The “theory of constraints” can help governments address the core of practically any problem.

constraints-theory
(Ovadia Benishu)
Every state has an unclaimed property program that returns money, stocks, dividends, utility deposits, insurance proceeds and other valuables to people who have lost track of them. When Terry Brown took over as Virginia’s claims processing manager, the unit had been backlogged for three years and the average time to process a claim was 120 days. Today, there’s no backlog, and the average processing time is less than nine days. The unit did this without more money, more people or new technology.

Brown and her team achieved these process improvement results using business management concepts such as Lean and Six Sigma. Process improvement is a useful tool, and the results achieved by folks like Brown are impressive. But Kristen Cox, executive director of the Utah Governor’s Office of Management and Budget, would argue that it alone isn’t the solution for all of the complex challenges faced by government.

Cox is a practitioner and advocate of the “theory of constraints,” which looks at the goals and the core problems that prevent systems from achieving their objectives. Cox says that the theory of constraints is more than just process improvement. It “is all about helping people get clear on designing the right policy or service in the first place before even going down the road of process improvement,” she told me recently.

In Stop Decorating the Fish, Cox and her co-author, economist Yishai Ashlag, have distilled the essence of the theory of constraints into a cute little fable in which “decorating the fish” stands for doing “the common and ineffective things” that have no real impact on performance. They refer to those actions as “the seductive seven,” and it’s a familiar list: more money, technology, reorganization, training and communication, data, accountability, and strategic planning. “We feel gratified,” they write, “when we successfully launch a new strategic initiative, secure more resources, or stand up a new IT or data analytics platform. But we need to ask, did we substantially move the needle after all of this work?”

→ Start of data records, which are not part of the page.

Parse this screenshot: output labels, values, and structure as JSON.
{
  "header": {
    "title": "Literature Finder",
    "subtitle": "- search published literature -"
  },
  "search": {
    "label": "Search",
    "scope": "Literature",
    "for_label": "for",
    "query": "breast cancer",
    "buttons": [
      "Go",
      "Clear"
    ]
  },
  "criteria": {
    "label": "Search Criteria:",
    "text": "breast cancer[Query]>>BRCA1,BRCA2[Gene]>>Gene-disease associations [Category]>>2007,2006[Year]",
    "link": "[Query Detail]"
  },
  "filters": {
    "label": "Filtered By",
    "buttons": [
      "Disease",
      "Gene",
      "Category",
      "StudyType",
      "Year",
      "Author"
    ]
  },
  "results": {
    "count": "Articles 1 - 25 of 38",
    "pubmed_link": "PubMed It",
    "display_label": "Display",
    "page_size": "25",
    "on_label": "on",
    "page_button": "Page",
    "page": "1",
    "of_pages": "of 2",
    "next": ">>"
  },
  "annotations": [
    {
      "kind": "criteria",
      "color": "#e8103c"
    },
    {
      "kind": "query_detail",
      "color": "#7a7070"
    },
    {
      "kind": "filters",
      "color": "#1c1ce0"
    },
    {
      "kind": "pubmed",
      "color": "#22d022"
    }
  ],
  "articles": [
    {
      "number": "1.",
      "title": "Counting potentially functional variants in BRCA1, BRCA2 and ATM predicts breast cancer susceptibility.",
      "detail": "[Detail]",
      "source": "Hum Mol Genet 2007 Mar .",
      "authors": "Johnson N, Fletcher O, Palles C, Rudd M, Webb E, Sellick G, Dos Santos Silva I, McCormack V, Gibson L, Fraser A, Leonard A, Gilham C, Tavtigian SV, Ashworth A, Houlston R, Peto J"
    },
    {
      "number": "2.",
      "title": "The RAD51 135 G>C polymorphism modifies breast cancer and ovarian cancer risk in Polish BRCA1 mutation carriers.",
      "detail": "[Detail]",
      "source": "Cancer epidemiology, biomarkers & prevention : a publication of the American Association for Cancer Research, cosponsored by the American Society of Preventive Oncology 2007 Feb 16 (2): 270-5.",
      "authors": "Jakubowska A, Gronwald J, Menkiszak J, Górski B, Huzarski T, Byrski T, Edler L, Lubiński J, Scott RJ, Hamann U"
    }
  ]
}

From “creating a culture of innovation” to “developing predictive analytics,” Cox and Ashlag line up all of our favorite performance improvement toys and dump cold water on them. But the good news is that what comes out is ideas that can truly allow governments to make dramatic improvements in people’s lives. In case studies from areas as diverse as traffic congestion, government contracting and benefits eligibility determination, they show how to identify the core problem and address it in ways that would significantly improve outcomes.

Given the enormous legacy costs that most governments have, the challenge is to meet the needs of those they serve largely within existing resources. Here, too, Cox and Ashlag’s work is important because a critical piece of their method is to identify those things that governments can stop doing so that more resources can be focused on the right things. Capacity isn’t the issue. Cox told me that of the many systems she’s worked with, “I haven’t been in one that didn’t have significant capacity. Meaning, they had all the resources they needed to gain huge improvements.”

The critical question today isn’t about big or small government. It’s about more competent government that’s equal to the needs of those it serves. That’s what I think we’ll get when we put tools like those advocated by Cox and Ashlag into the hands of folks like Brown.